Après l’annonce de la mort en martyr du guide suprême iranien l’ayatollah Ali Khamenei, tué dans les frappes américano-sionistes contre l’Iran, la guerre qui embrase déjà le Moyen-Orient est entrée dans une phase d’aggravation qui va sans doute la prolonger au-delà de ce que les agresseurs prévoyaient.
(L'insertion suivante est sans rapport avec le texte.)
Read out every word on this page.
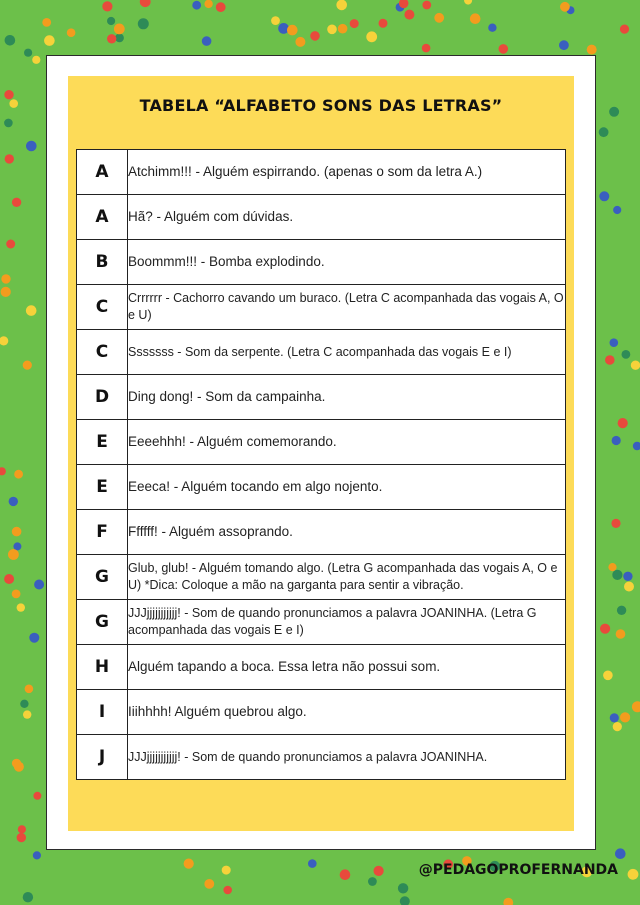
TABELA “ALFABETO SONS DAS LETRAS”
A	Atchimm!!! - Alguém espirrando. (apenas o som da letra A.)
A	Hã? - Alguém com dúvidas.
B	Boommm!!! - Bomba explodindo.
C	Crrrrrr - Cachorro cavando um buraco. (Letra C acompanhada das vogais A, O e U)
C	Sssssss - Som da serpente. (Letra C acompanhada das vogais E e I)
D	Ding dong! - Som da campainha.
E	Eeeehhh! - Alguém comemorando.
E	Eeeca! - Alguém tocando em algo nojento.
F	Ffffff! - Alguém assoprando.
G	Glub, glub! - Alguém tomando algo. (Letra G acompanhada das vogais A, O e U) *Dica: Coloque a mão na garganta para sentir a vibração.
G	JJJjjjjjjjjjjj! - Som de quando pronunciamos a palavra JOANINHA. (Letra G acompanhada das vogais E e I)
H	Alguém tapando a boca. Essa letra não possui som.
I	Iiihhhh! Alguém quebrou algo.
J	JJJjjjjjjjjjjj! - Som de quando pronunciamos a palavra JOANINHA.
@PEDAGOPROFERNANDA
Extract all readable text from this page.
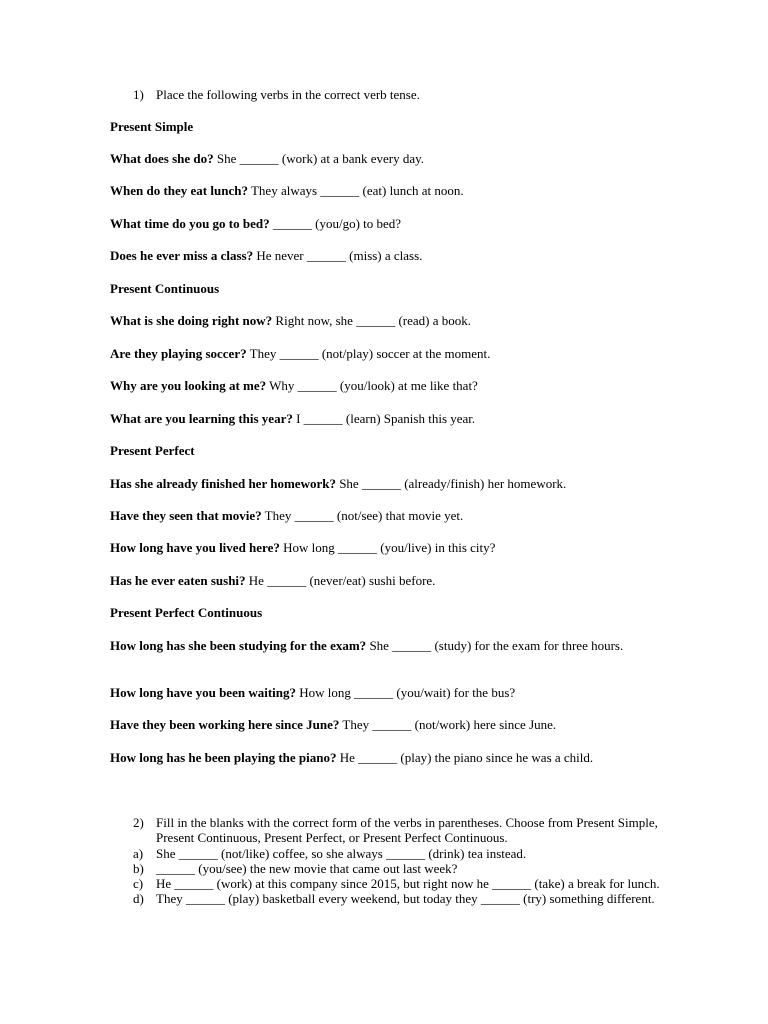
1) Place the following verbs in the correct verb tense.

Present Simple

What does she do? She ______ (work) at a bank every day.

When do they eat lunch? They always ______ (eat) lunch at noon.

What time do you go to bed? ______ (you/go) to bed?

Does he ever miss a class? He never ______ (miss) a class.

Present Continuous

What is she doing right now? Right now, she ______ (read) a book.

Are they playing soccer? They ______ (not/play) soccer at the moment.

Why are you looking at me? Why ______ (you/look) at me like that?

What are you learning this year? I ______ (learn) Spanish this year.

Present Perfect

Has she already finished her homework? She ______ (already/finish) her homework.

Have they seen that movie? They ______ (not/see) that movie yet.

How long have you lived here? How long ______ (you/live) in this city?

Has he ever eaten sushi? He ______ (never/eat) sushi before.

Present Perfect Continuous

How long has she been studying for the exam? She ______ (study) for the exam for three hours.

How long have you been waiting? How long ______ (you/wait) for the bus?

Have they been working here since June? They ______ (not/work) here since June.

How long has he been playing the piano? He ______ (play) the piano since he was a child.

2) Fill in the blanks with the correct form of the verbs in parentheses. Choose from Present Simple, Present Continuous, Present Perfect, or Present Perfect Continuous.
a) She ______ (not/like) coffee, so she always ______ (drink) tea instead.
b) ______ (you/see) the new movie that came out last week?
c) He ______ (work) at this company since 2015, but right now he ______ (take) a break for lunch.
d) They ______ (play) basketball every weekend, but today they ______ (try) something different.
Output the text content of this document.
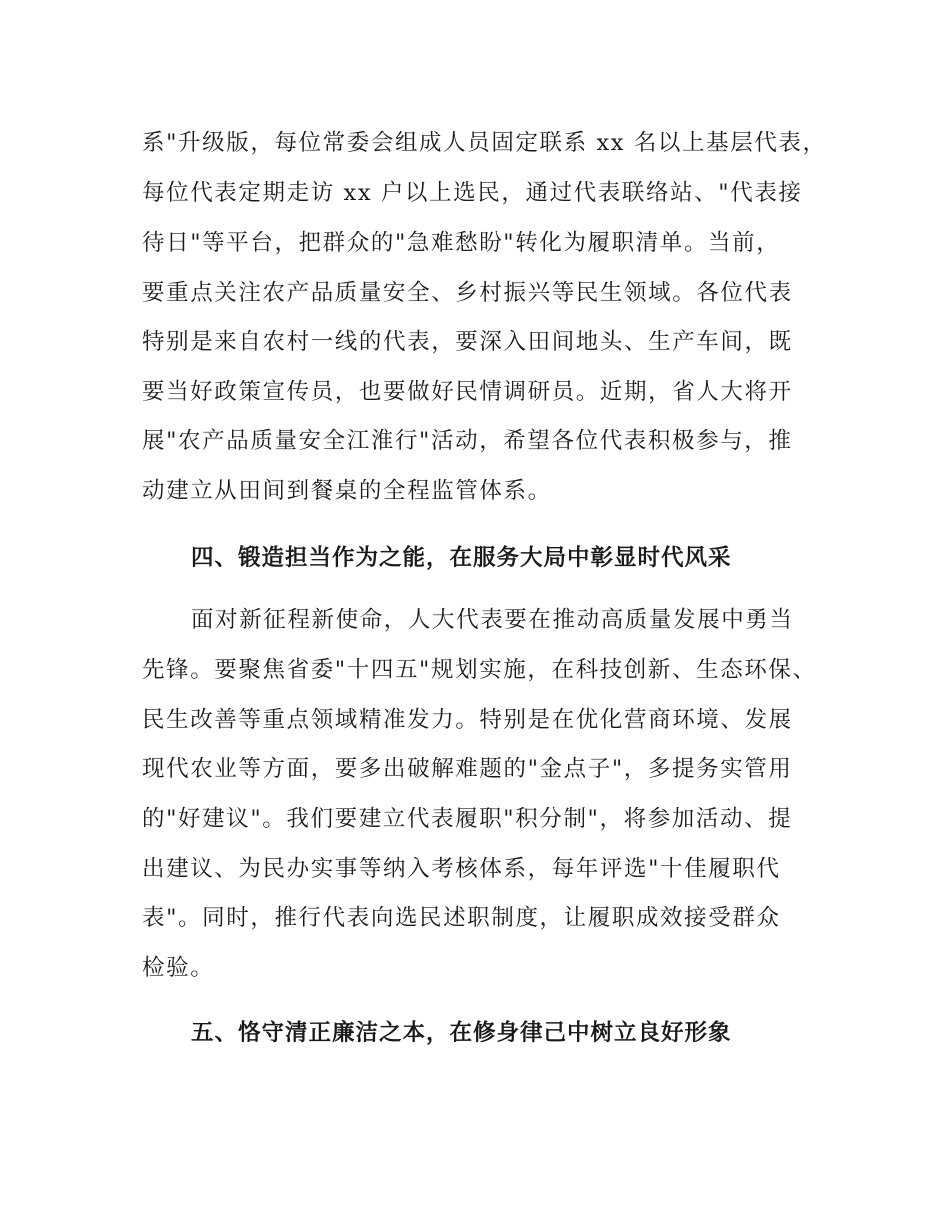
系"升级版，每位常委会组成人员固定联系 xx 名以上基层代表，
每位代表定期走访 xx 户以上选民，通过代表联络站、"代表接
待日"等平台，把群众的"急难愁盼"转化为履职清单。当前，
要重点关注农产品质量安全、乡村振兴等民生领域。各位代表
特别是来自农村一线的代表，要深入田间地头、生产车间，既
要当好政策宣传员，也要做好民情调研员。近期，省人大将开
展"农产品质量安全江淮行"活动，希望各位代表积极参与，推
动建立从田间到餐桌的全程监管体系。
四、锻造担当作为之能，在服务大局中彰显时代风采
面对新征程新使命，人大代表要在推动高质量发展中勇当
先锋。要聚焦省委"十四五"规划实施，在科技创新、生态环保、
民生改善等重点领域精准发力。特别是在优化营商环境、发展
现代农业等方面，要多出破解难题的"金点子"，多提务实管用
的"好建议"。我们要建立代表履职"积分制"，将参加活动、提
出建议、为民办实事等纳入考核体系，每年评选"十佳履职代
表"。同时，推行代表向选民述职制度，让履职成效接受群众
检验。
五、恪守清正廉洁之本，在修身律己中树立良好形象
Le président iranien Massoud Pezeshkian a affirmé que « l’assassinat du Guide de la Révolution et de la République islamique, l’ayatollah Ali Khamenei, constitue une guerre ouverte contre les peuples de la région ». Dans un message de condoléances, le président Massoud Pezeshkian a affirmé que « l’assassinat du Guide de la Révolution constitue une guerre ouverte contre les peuples de la région ». Il a ajouté que l’Iran est « déterminé à venger cet acte », soulignant que « riposter aux auteurs et aux responsables de ce crime est un devoir et un droit légitime de la République islamique ». De son côté, Ali Larijani, chef du Conseil suprême de sécurité nationale, a déclaré : « Nous frapperons les États-Unis et Israël avec une force qu’ils n’ont jamais connue». Il a annoncé à la télévision iranienne d’État qu’ un conseil de direction provisoire sera bientôt formé. Le président, le chef du pouvoir judiciaire et un juriste du Conseil des gardiens assumeront la responsabilité jusqu’à l’élection du prochain dirigeant. L’agence de presse Fars, citant des sources officielles, a rapporté que la fille du guide suprême, son gendre, ainsi que sa petite-fille étaient également tombés en martyrs lors de ces frappes. Le même jour, près de 90 adolescents ont été tués lors d’attaques sionistes et américaines contre trois établissements scolaires dans différentes régions de l’Iran. L’assassinat de Ali Khamenei a suscité une vague d’indignation internationale qui a fait ressortir qu’il s’agit d’un crime prémédité en violation de toutes les normes de la morale humaine et du droit international par les États-Unis et l’entité sioniste violant. Ali Khamenei a été tué sur son lieu de travail, alors qu’il exerçait ses fonctions, aux premières heures de samedi matin. Sa fille, son gendre et sa petite fille ont été tués en même temps. En Iran, à Téhéran et dans d’autres villes, après l’annonce de la mort de l’ayatollah Khamenei, les Iraniens sont sortis dans la rue pour rendre hommage à leur dirigeant chahid et pour marquer leur mobilisation contre l’agression américano-sioniste. Dans plusieurs pays, des manifestations de colère ont eu lieu contre l’agression américano sioniste. Le mécanisme de désignation de son successeur se fait conformément à la Constitution iranienne. L’Assemblée des experts, composée de nombreux érudits religieux, doit se réunir à Téhéran pour choisir le nouveau Guide suprême.
Réunion d’urgence du Conseil de sécurité de l’ONU
Dans un communiqué rendu public samedi, le ministère des Affaires étrangères, de la Communauté nationale à l’étranger et des Affaires africaines a relevé que « les négociations conduites dans le cadre de la médiation du Sultanat d’Oman ont suscité et alimenté l’espoir d’une conclusion pacifique des discussions irano-américaines. L’échec de ces négociations qui se manifeste actuellement par une escalade militaire aux conséquences imprévisibles est profondément regrettable. Tout en exprimant sa profonde préoccupation face à ce développement, l’Algérie en appelle à la retenue et au sens des responsabilités en vue d’épargner à l’ensemble de la région du golfe un surcroît d’insécurité et d’instabilité ». Le Conseil de sécurité de l’ONU a tenu samedi soir une réunion d’urgence pour examiner la situation au Moyen-Orient, après les frappes américaines et de l’entité sioniste contre l’Iran. Lors de cette séance, le secrétaire général des Nations unies, António Guterres, a condamné l’agression américano-sioniste contre l’Iran et a appelé à un retour immédiat aux négociations «afin de sortir la région, et notre monde, du précipice ».
Fermeture du détroit d’Ormuz ?
Le détroit d’Ormuz est-il fermé de fait? Hier, l’agence Reuters a annoncé que des dizaines de cargos étaient ancrés au large des côtes iraniennes, irakiennes, koweïtiennes et émiriennes, évitant le détroit d’Ormuz et au moins 100 pétroliers supplémentaires étaient ancrés au large des côtes des Émirats arabes unis et d’Oman, à l’extérieur du détroit d’Ormuz.